Research Highlights

Genomic alterations detection

We have developed multiple algorithms specilized in analyzing high-throughput sequencing data to detect DNA alterations including insertions and deletions (INDELs) and large-scale structural variations (SVs). We developed the ScanIndel algorithm to address the challenge of reliably detecting medium- and large-sized indels from whole-exome or whole-genome sequencing data. Our contributions for SV detection are highlighted by two algorithms developed in my group: SVfinder and ScanITD. Application of these algorithms in cancer genomic data, we were able to detect diverse genomic rearrangement events involving androgen receptor (AR) in prostate cancer as well as a t(11;17) translocation event causing the SPI-ZNF287 gene fusion in multiple myeloma.


  • Wang TY, Yang R. ScanITD: Detecting internal tandem duplication with robust variant allele frequency estimation, GigaScience, Volume 9, Issue 8, August 2020, giaa089.
  • Yang R, Nelson AC, Henzler C, Thyagarajan B, Silverstein KA. ScanIndel: a hybrid framework for indel detection via gapped alignment, split reads and de novo assembly. Genome Medicine. 2015 Dec;7(1):1-2.

Transcriptomic mis-splicing events discovery

We were the first to discover a type of non-canonical splicing named “exitron” that result in internally deleted protein sequences from annotated coding exons in prostate cancer. Through integrated Pan-Cancer analysis, we observed exitron splicing contributes oncogenic phenotype and represents a source for a new set of neoantigens that are potentially targetable with immunotherapy.
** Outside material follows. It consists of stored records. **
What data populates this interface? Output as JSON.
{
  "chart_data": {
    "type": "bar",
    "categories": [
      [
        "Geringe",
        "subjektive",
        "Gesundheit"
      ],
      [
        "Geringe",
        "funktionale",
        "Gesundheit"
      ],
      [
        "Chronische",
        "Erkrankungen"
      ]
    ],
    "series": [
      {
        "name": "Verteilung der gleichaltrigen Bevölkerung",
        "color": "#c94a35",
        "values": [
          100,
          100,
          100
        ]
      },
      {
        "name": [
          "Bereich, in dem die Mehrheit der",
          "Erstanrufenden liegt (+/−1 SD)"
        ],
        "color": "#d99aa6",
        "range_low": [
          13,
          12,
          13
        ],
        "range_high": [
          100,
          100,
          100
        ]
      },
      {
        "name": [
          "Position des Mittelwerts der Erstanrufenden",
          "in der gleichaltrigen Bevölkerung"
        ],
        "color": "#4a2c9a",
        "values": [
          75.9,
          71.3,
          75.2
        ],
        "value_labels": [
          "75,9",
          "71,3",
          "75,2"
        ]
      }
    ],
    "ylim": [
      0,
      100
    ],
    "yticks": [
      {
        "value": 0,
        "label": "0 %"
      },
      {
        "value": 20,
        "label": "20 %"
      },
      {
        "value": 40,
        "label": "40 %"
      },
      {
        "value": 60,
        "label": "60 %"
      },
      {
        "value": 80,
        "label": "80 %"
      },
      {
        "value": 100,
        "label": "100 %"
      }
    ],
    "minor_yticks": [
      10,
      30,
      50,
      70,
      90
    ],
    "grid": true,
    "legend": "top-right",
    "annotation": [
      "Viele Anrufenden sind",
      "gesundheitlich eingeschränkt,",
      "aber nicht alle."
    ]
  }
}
Moreover, we identified various types of RNA mis-splicing and alterations, such as cryptic exon, alternative polyadenylation and non-linear splicing in AR that contributed constitutive activity of the broad AR transcriptional program. These activities resulted from AR splicing variants are completely insensitive to all current prostate cancer targeted therapies, including the second-generation AR antagonist enzalutamide.
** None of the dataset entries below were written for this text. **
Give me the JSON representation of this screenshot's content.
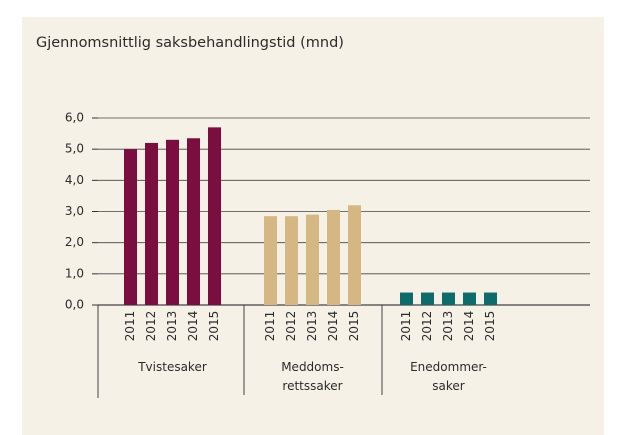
{
  "chart_data": {
    "type": "bar",
    "title": "Gjennomsnittlig saksbehandlingstid (mnd)",
    "categories": [
      [
        "Tvistesaker"
      ],
      [
        "Meddoms-",
        "rettssaker"
      ],
      [
        "Enedommer-",
        "saker"
      ]
    ],
    "colors": [
      "#7a0f3f",
      "#d5b784",
      "#0f6a6c"
    ],
    "series": [
      {
        "name": "2011",
        "values": [
          5.0,
          2.85,
          0.4
        ]
      },
      {
        "name": "2012",
        "values": [
          5.2,
          2.85,
          0.4
        ]
      },
      {
        "name": "2013",
        "values": [
          5.3,
          2.9,
          0.4
        ]
      },
      {
        "name": "2014",
        "values": [
          5.35,
          3.05,
          0.4
        ]
      },
      {
        "name": "2015",
        "values": [
          5.7,
          3.2,
          0.4
        ]
      }
    ],
    "ylim": [
      0,
      6
    ],
    "yticks": [
      {
        "value": 0,
        "label": "0,0"
      },
      {
        "value": 1,
        "label": "1,0"
      },
      {
        "value": 2,
        "label": "2,0"
      },
      {
        "value": 3,
        "label": "3,0"
      },
      {
        "value": 4,
        "label": "4,0"
      },
      {
        "value": 5,
        "label": "5,0"
      },
      {
        "value": 6,
        "label": "6,0"
      }
    ],
    "grid": true
  }
}
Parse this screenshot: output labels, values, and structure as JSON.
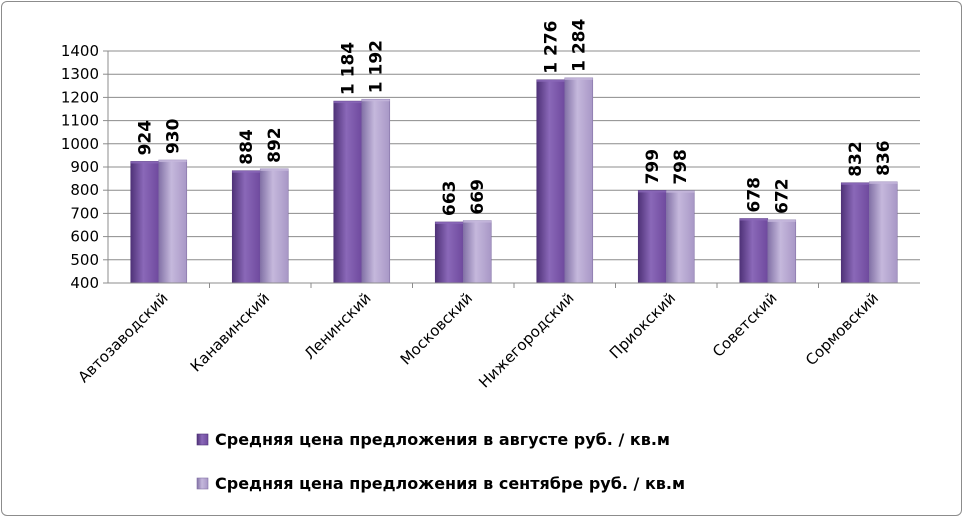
{
  "chart_data": {
    "type": "bar",
    "categories": [
      "Автозаводский",
      "Канавинский",
      "Ленинский",
      "Московский",
      "Нижегородский",
      "Приокский",
      "Советский",
      "Сормовский"
    ],
    "series": [
      {
        "name": "Средняя цена предложения в августе руб. / кв.м",
        "values": [
          924,
          884,
          1184,
          663,
          1276,
          799,
          678,
          832
        ],
        "labels": [
          "924",
          "884",
          "1 184",
          "663",
          "1 276",
          "799",
          "678",
          "832"
        ],
        "color": "#6f4a9e",
        "color_light": "#8a68b8",
        "color_dark": "#4f3278"
      },
      {
        "name": "Средняя цена предложения в сентябре руб. / кв.м",
        "values": [
          930,
          892,
          1192,
          669,
          1284,
          798,
          672,
          836
        ],
        "labels": [
          "930",
          "892",
          "1 192",
          "669",
          "1 284",
          "798",
          "672",
          "836"
        ],
        "color": "#a897c6",
        "color_light": "#c5b8dc",
        "color_dark": "#8271a6"
      }
    ],
    "ylim": [
      400,
      1400
    ],
    "yticks": [
      "400",
      "500",
      "600",
      "700",
      "800",
      "900",
      "1000",
      "1100",
      "1200",
      "1300",
      "1400"
    ],
    "grid": true,
    "legend_position": "bottom"
  }
}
Multi-omics integrative analysis

A major goal of our research is to develop integrative computational tools that leverage multi-omics biological and clinical datasets to infer disease-associated genes, regulatory interactions and patient-specific therapeutic targets. Our contributions in this area include: 1) developing the EgoNet algorithm by integrating gene expression data and protein-protein interaction networks to identify gene markers that are associated with clinical phenotypes; 2) Constructing transcriptional regulatory networks of major transcriptional factors AR, BRD4 and STAT5 with ChIP-seq and gene expression data that drive prostate cancer and leukemia and 3) Integrating transcriptomic and proteomic data to predict patient-specific tumor neoantigens for immunotherapy treatment.


  • Wang TY, Wang L, Alam SK, Hoeppner LH, Yang R. ScanNeo: identifying indel derived neoantigens using RNA-Seq data. Bioinformatics. 2019 Mar 18.
  • Yang R, Bai Y, Qin Z, Yu T. EgoNet: identification of human disease ego-network modules. BMC Genomics. 2014 Apr 28;15:314.